Se asomó a la entrada de la habitación oculta, con cautela, aún dudando si romper el hechizo del juego.
Pero algo —un presentimiento tenue, un vacío repentino— la empujó.
—Ya no es parte del juego, pensó de pronto, con una punzada desconocida en el pecho.
Había decidido buscar a su madre porque el juego—ese juego de escondidas que adoraba—había durado demasiado.

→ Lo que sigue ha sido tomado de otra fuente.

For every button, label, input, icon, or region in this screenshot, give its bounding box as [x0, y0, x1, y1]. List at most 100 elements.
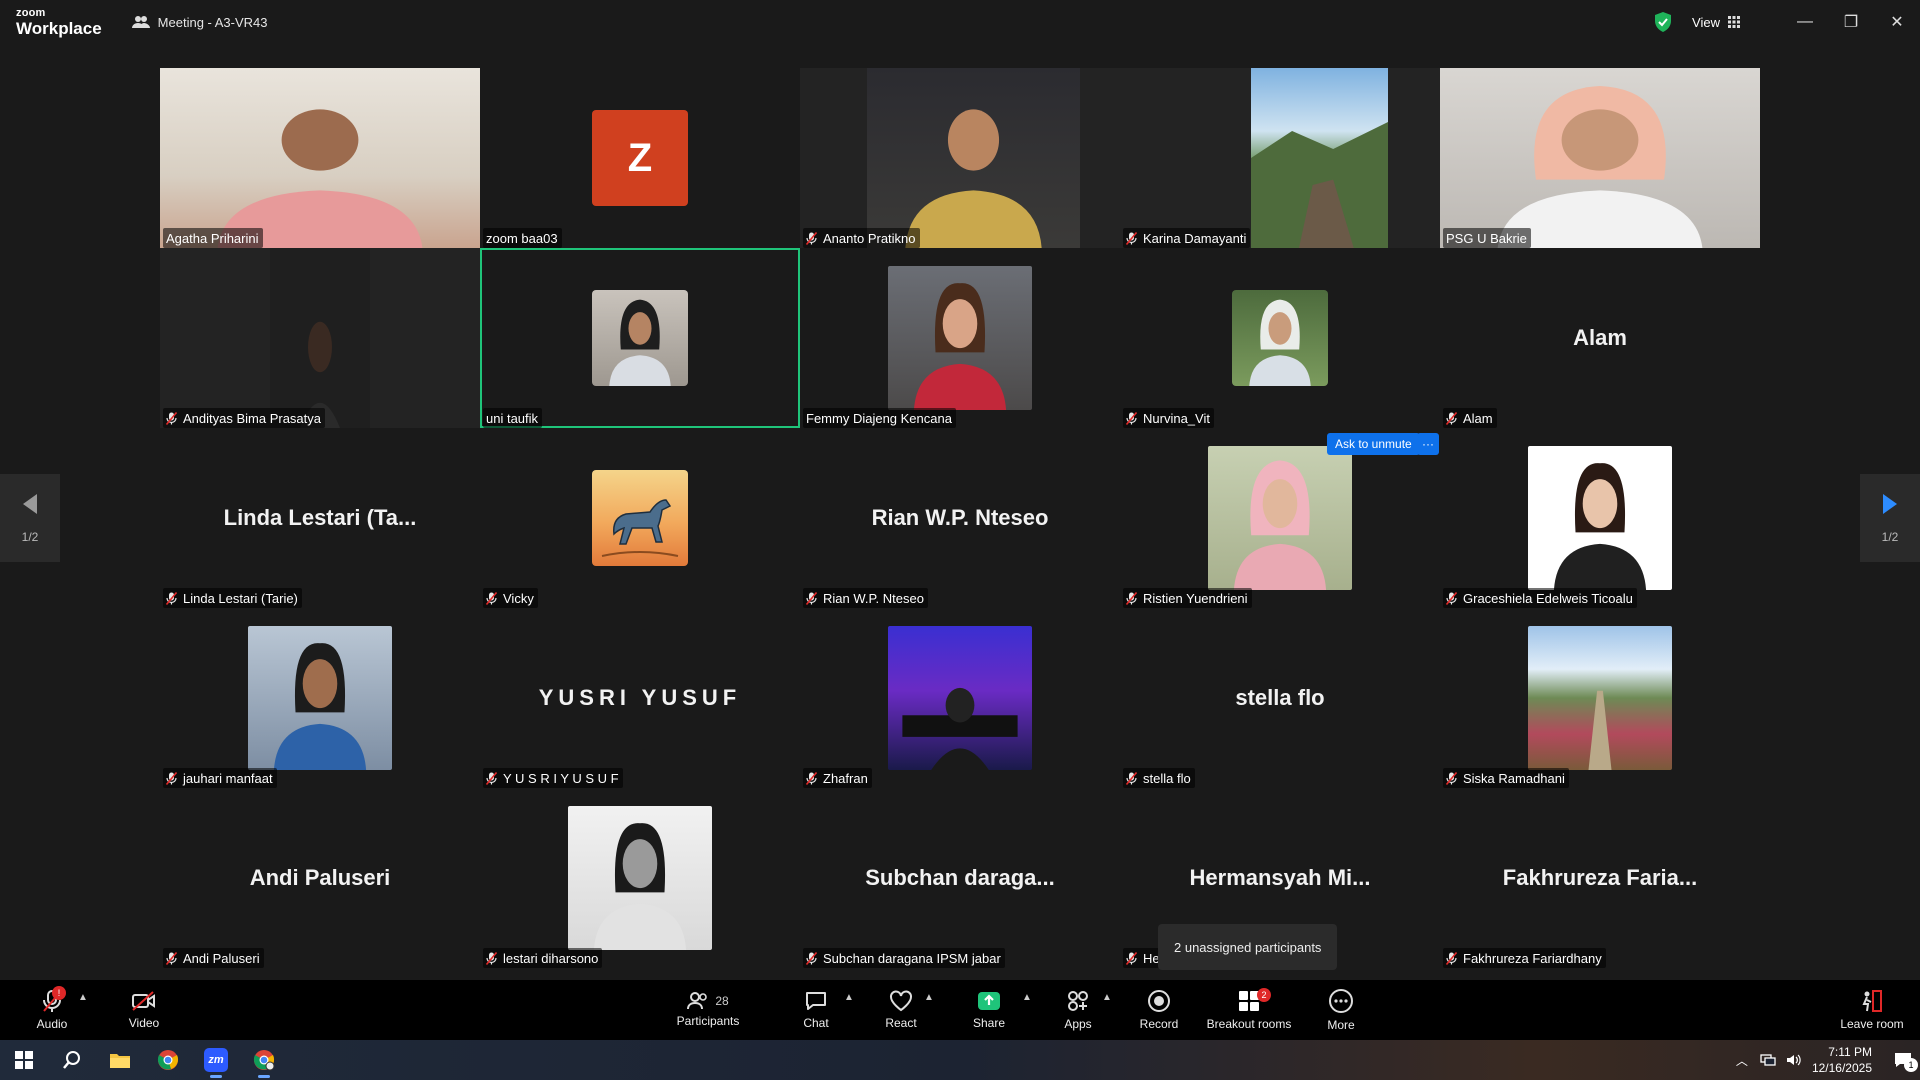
participant-tile[interactable]: Andi Paluseri Andi Paluseri: [160, 788, 480, 968]
start-button[interactable]: [0, 1040, 48, 1080]
zoom-taskbar-button[interactable]: zm: [192, 1040, 240, 1080]
participant-name-label: Subchan daragana IPSM jabar: [803, 948, 1005, 968]
participant-tile[interactable]: Femmy Diajeng Kencana: [800, 248, 1120, 428]
taskbar-clock[interactable]: 7:11 PM 12/16/2025: [1812, 1044, 1872, 1076]
zoom-window: zoom Workplace Meeting - A3-VR43 View — …: [0, 0, 1920, 1080]
taskbar-search-button[interactable]: [48, 1040, 96, 1080]
participant-tile[interactable]: Andityas Bima Prasatya: [160, 248, 480, 428]
share-options-chevron-icon[interactable]: ▲: [1022, 992, 1032, 1003]
video-button[interactable]: Video: [120, 980, 168, 1040]
muted-mic-icon: [166, 591, 177, 605]
participant-tile[interactable]: PSG U Bakrie: [1440, 68, 1760, 248]
meeting-title-text: Meeting - A3-VR43: [157, 14, 268, 30]
minimize-button[interactable]: —: [1782, 0, 1828, 44]
zoom-logo: zoom Workplace: [16, 7, 102, 37]
breakout-rooms-label: Breakout rooms: [1206, 1017, 1292, 1031]
muted-mic-icon: [806, 951, 817, 965]
zoom-app-icon: zm: [204, 1048, 228, 1072]
tray-expand-icon[interactable]: ︿: [1736, 1052, 1748, 1069]
participant-tile[interactable]: Graceshiela Edelweis Ticoalu: [1440, 428, 1760, 608]
view-button[interactable]: View: [1692, 15, 1740, 30]
share-button[interactable]: Share: [966, 980, 1012, 1040]
participant-tile[interactable]: Karina Damayanti: [1120, 68, 1440, 248]
participants-group-icon: [131, 16, 150, 28]
more-button[interactable]: More: [1322, 980, 1360, 1040]
participant-tile[interactable]: Ananto Pratikno: [800, 68, 1120, 248]
audio-label: Audio: [36, 1017, 68, 1031]
participant-video: [592, 290, 688, 386]
participant-tile[interactable]: Alam Alam: [1440, 248, 1760, 428]
participant-tile[interactable]: Subchan daraga... Subchan daragana IPSM j…: [800, 788, 1120, 968]
participant-name: Alam: [1463, 410, 1493, 426]
participant-tile[interactable]: Nurvina_Vit: [1120, 248, 1440, 428]
participant-name-label: stella flo: [1123, 768, 1195, 788]
ask-to-unmute-button[interactable]: Ask to unmute: [1327, 433, 1420, 455]
participant-name-label: Nurvina_Vit: [1123, 408, 1214, 428]
chat-options-chevron-icon[interactable]: ▲: [844, 992, 854, 1003]
meeting-title[interactable]: Meeting - A3-VR43: [131, 14, 268, 30]
participant-video: [888, 626, 1032, 770]
participants-icon: [687, 992, 708, 1010]
participant-name-label: jauhari manfaat: [163, 768, 277, 788]
arrow-left-icon: [23, 494, 37, 514]
participant-tile[interactable]: Linda Lestari (Ta... Linda Lestari (Tarie…: [160, 428, 480, 608]
audio-button[interactable]: Audio !: [28, 980, 76, 1040]
record-button[interactable]: Record: [1138, 980, 1180, 1040]
participants-label: Participants: [676, 1014, 740, 1028]
participants-button[interactable]: 28 Participants: [670, 980, 746, 1040]
apps-button[interactable]: Apps: [1058, 980, 1098, 1040]
system-tray: ︿ 7:11 PM 12/16/2025 1: [1736, 1040, 1920, 1080]
muted-mic-icon: [166, 411, 177, 425]
participant-video: [888, 266, 1032, 410]
participant-tile[interactable]: Vicky: [480, 428, 800, 608]
meeting-toolbar: Audio ! ▲ Video 28 Participants Chat ▲ R…: [0, 980, 1920, 1040]
participant-tile[interactable]: Siska Ramadhani: [1440, 608, 1760, 788]
participant-tile[interactable]: YUSRI YUSUF Y U S R I Y U S U F: [480, 608, 800, 788]
participant-name-label: lestari diharsono: [483, 948, 603, 968]
leave-room-button[interactable]: Leave room: [1836, 980, 1908, 1040]
muted-mic-icon: [1446, 951, 1457, 965]
next-page-button[interactable]: 1/2: [1860, 474, 1920, 562]
participant-tile[interactable]: stella flo stella flo: [1120, 608, 1440, 788]
tile-more-options-button[interactable]: ···: [1417, 433, 1439, 455]
participant-tile[interactable]: Zzoom baa03: [480, 68, 800, 248]
react-button[interactable]: React: [880, 980, 922, 1040]
close-icon: ✕: [1890, 14, 1904, 31]
chat-label: Chat: [803, 1016, 829, 1030]
prev-page-button[interactable]: 1/2: [0, 474, 60, 562]
notification-center-button[interactable]: 1: [1886, 1052, 1920, 1072]
participant-video: [568, 806, 712, 950]
video-off-icon: [132, 991, 155, 1011]
participant-tile[interactable]: jauhari manfaat: [160, 608, 480, 788]
chrome-icon: [157, 1050, 179, 1070]
muted-mic-icon: [1446, 591, 1457, 605]
participant-tile[interactable]: Fakhrureza Faria... Fakhrureza Fariardhan…: [1440, 788, 1760, 968]
audio-options-chevron-icon[interactable]: ▲: [78, 992, 88, 1003]
react-label: React: [885, 1016, 917, 1030]
volume-icon[interactable]: [1786, 1053, 1802, 1067]
muted-mic-icon: [486, 951, 497, 965]
react-options-chevron-icon[interactable]: ▲: [924, 992, 934, 1003]
encryption-shield-icon[interactable]: [1652, 11, 1674, 33]
participant-tile[interactable]: Zhafran: [800, 608, 1120, 788]
participant-tile[interactable]: lestari diharsono: [480, 788, 800, 968]
participant-tile[interactable]: Rian W.P. Nteseo Rian W.P. Nteseo: [800, 428, 1120, 608]
participant-tile[interactable]: Agatha Priharini: [160, 68, 480, 248]
apps-options-chevron-icon[interactable]: ▲: [1102, 992, 1112, 1003]
participant-name-placeholder: Alam: [1573, 325, 1627, 350]
chrome-button[interactable]: [144, 1040, 192, 1080]
network-icon[interactable]: [1760, 1053, 1776, 1067]
restore-button[interactable]: ❐: [1828, 0, 1874, 44]
chrome-profile-button[interactable]: [240, 1040, 288, 1080]
participant-name-label: Rian W.P. Nteseo: [803, 588, 928, 608]
muted-mic-icon: [1126, 411, 1137, 425]
participant-name: Karina Damayanti: [1143, 230, 1247, 246]
chat-button[interactable]: Chat: [796, 980, 836, 1040]
participant-tile[interactable]: uni taufik: [480, 248, 800, 428]
participant-name-placeholder: YUSRI YUSUF: [538, 685, 742, 710]
participant-name: Andi Paluseri: [183, 950, 260, 966]
participant-tile[interactable]: Ristien Yuendrieni: [1120, 428, 1440, 608]
close-button[interactable]: ✕: [1874, 0, 1920, 44]
file-explorer-button[interactable]: [96, 1040, 144, 1080]
breakout-rooms-button[interactable]: Breakout rooms 2: [1204, 980, 1294, 1040]
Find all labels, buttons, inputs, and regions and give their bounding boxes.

Y aunque sus labios mantenían la sonrisa suave de la espera, en su pecho una sospecha apenas nacida comenzaba a incomodarla. ¿Y si mamá se olvidó de que yo estaba aquí? pensó con timidez.
Sus pasos eran ligeros, casi juguetones aún, y con cada vuelta del seto sus ojos buscaban entre las esquinas, esperando ver el vuelo del vestido de Olivia o el destello de su risa al saltar de su escondite.
—Te voy a encontrar —susurró Lucía, con una dulzura que aún no conocía el dolor.
El jardín apareció de pronto, bañado por la luz dorada del atardecer. Lucía se detuvo por un instante en el borde del follaje. Olía a lavanda, y por un segundo pensó que quizá todo era parte de la sorpresa.
Pero al dar un paso más…
…la vio.
Su madre, arrodillada frente a los rosales. Un hombre de espaldas—alto, firme, con la espada alzada.
Y luego… el acero se hundió.
La espalda de Olivia se arqueó con un espasmo silencioso. Su cuerpo se desplomó.
Lucía gritó.
Fue un sonido agudo, como el cristal quebrándose por dentro. Saúl volteó. El rostro endurecido, ya no el de un soldado: el de un monstruo atrapado en un acto innombrable.
Los ojos de la niña se abrieron por completo. El mundo giró.
Y se desmayó antes de caer al suelo, pequeña y frágil.